All Products
Search
Document Center

Simple Log Service:Use Flume to consume log data

Last Updated:Sep 01, 2024

This topic describes how to use Flume to consume log data. You can use the aliyun-log-flume plug-in to connect Simple Log Service with Flume and write log data to Simple Log Service or consume log data from Simple Log Service.

Background information

The aliyun-log-flume plug-in is used to connect Simple Log Service with Flume. After Simple Log Service is connected with Flume, Simple Log Service can connect to other systems such as Hadoop Distributed File System (HDFS) and Kafka by using Flume. The aliyun-log-flume plug-in provides sinks and sources to connect Simple Log Service with Flume.

  • Sink: reads data from other data sources and writes the data to Simple Log Service.

  • Source: consumes log data from Simple Log Service and writes the log data to other systems.

For more information, see aliyun-log-flume.

Procedure

  1. Download and install Flume.

    For more information, see Apache Flume.

  2. Download the aliyun-log-flume plug-in and save the plug-in in the ***/flume/lib directory.

    To download the plug-in, click aliyun-log-flume-1.3.jar.

  3. In the ***/flume/conf directory, create a configuration file named flumejob.conf.

    • For more information about how to configure a sink and the configuration example, see Sink.

    • For more information about how to configure a source and the configuration example, see Source.

  4. Start Flume.

Sink

You can configure a sink to write data from other data sources to Simple Log Service by using Flume. The following modes are supported for parsing:

  • SIMPLE: A Flume event is written to Simple Log Service as a field.

  • DELIMITED: A Flume event is parsed into fields based on the configured column names and written to Simple Log Service.

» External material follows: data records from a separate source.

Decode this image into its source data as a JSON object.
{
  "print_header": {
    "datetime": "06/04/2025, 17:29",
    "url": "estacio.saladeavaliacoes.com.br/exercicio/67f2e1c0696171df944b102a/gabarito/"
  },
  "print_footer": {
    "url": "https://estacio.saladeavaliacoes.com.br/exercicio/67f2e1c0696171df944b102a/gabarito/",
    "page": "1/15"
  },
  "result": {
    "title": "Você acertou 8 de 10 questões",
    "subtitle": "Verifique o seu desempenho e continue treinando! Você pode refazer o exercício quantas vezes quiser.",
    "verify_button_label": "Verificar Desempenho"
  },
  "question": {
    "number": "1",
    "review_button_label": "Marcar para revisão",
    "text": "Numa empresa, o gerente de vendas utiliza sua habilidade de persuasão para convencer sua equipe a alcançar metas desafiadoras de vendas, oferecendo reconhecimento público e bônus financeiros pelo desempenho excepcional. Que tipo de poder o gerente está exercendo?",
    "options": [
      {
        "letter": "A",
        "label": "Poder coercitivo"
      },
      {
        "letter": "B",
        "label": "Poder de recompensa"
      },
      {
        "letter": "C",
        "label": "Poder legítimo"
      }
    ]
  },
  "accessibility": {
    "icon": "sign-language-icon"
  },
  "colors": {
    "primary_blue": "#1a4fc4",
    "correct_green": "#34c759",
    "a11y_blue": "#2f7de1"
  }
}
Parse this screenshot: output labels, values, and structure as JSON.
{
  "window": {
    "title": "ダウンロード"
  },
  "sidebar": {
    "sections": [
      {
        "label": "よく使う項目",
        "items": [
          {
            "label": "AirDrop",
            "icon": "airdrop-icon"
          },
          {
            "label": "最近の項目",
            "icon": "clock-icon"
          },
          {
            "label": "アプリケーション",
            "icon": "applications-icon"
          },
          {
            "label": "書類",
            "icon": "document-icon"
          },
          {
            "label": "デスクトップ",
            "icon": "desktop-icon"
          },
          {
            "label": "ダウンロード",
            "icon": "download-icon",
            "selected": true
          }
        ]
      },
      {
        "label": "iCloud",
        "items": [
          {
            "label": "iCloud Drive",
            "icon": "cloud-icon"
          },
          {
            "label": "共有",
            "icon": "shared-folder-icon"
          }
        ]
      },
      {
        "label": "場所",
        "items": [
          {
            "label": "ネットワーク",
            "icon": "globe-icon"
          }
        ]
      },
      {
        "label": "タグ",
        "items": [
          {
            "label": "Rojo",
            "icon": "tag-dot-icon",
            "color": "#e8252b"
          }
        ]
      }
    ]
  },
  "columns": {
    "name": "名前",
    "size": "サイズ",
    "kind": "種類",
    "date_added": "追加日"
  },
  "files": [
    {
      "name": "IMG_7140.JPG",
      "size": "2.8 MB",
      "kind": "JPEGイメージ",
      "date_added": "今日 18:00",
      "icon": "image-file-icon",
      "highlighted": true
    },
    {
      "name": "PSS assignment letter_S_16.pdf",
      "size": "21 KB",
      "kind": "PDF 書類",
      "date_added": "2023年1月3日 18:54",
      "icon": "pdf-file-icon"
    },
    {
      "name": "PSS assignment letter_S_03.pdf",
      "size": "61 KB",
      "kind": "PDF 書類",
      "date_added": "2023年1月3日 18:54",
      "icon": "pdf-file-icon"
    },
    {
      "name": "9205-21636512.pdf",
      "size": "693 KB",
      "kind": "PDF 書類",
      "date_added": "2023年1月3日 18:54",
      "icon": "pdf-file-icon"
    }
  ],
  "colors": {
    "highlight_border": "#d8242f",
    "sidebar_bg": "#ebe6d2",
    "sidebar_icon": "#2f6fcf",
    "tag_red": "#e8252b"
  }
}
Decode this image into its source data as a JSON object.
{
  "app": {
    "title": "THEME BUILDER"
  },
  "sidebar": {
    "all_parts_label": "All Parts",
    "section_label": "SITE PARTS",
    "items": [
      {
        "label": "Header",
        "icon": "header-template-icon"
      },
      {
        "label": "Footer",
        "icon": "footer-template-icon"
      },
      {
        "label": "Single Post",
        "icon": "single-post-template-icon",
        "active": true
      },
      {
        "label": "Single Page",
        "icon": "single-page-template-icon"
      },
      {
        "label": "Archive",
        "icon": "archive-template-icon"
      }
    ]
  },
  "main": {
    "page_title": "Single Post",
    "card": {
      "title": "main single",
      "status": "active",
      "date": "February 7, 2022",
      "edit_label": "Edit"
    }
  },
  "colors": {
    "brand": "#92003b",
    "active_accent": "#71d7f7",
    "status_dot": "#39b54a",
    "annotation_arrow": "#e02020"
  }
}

The following table describes the parameters of a sink.

Parameter

Required

Description

type

Yes

The type of the sink. Default value: com.aliyun.Loghub.flume.sink.LoghubSink.

endpoint

Yes

The endpoint of the Simple Log Service project. Example: http://cn-qingdao.log.aliyuncs.com. Enter an endpoint based on your business scenario. For more information, see Endpoints.

project

Yes

The name of the project.

logstore

Yes

The name of the Logstore.

accessKeyId

Yes

The AccessKey ID provided by Alibaba Cloud. The AccessKey ID is used to identify the user. To ensure the security of your account, we recommend that you use the AccessKey pair of a RAM user. For more information about how to obtain an AccessKey pair, see AccessKey pair.

accessKey

Yes

The AccessKey secret provided by Alibaba Cloud. The AccessKey secret is used to authenticate the key of the user. To ensure the security of your account, we recommend that you use the AccessKey pair of a RAM user. For more information about how to obtain an AccessKey pair, see AccessKey pair.

batchSize

No

The number of data entries that are written to Simple Log Service at a time. Default value: 1000.

maxBufferSize

No

The maximum number of data entries in a cache queue. Default value: 1000.

serializer

No

The serialization mode of Flume events. Valid values:

  • DELIMITED: delimiter mode.

  • SIMPLE: single-line mode. This is the default value.

  • JSON: JSON mode.

  • Custom serializer: custom serialization mode. In this mode, you must specify the full names of columns.

columns

No

The columns. If you set the serializer parameter to DELIMITED, you must configure this parameter. Separate multiple columns with commas (,). The columns are sorted in the same order as they are in the data entries.

separatorChar

No

The delimiter, which must be a single character. If you set the serializer parameter to DELIMITED, you must configure this parameter. By default, commas (,) are used.

quoteChar

No

The quote. If you set the serializer parameter to DELIMITED, you must configure this parameter. By default, double quotation marks (") are used.

escapeChar

No

The escape character. If you set the serializer parameter to DELIMITED, you must configure this parameter. By default, double quotation marks (") are used.

useRecordTime

No

Specifies whether to use the value of the timestamp field in the data entries as the log time when data is written to Simple Log Service. Default value: false. This value indicates that the current time is used as the log time.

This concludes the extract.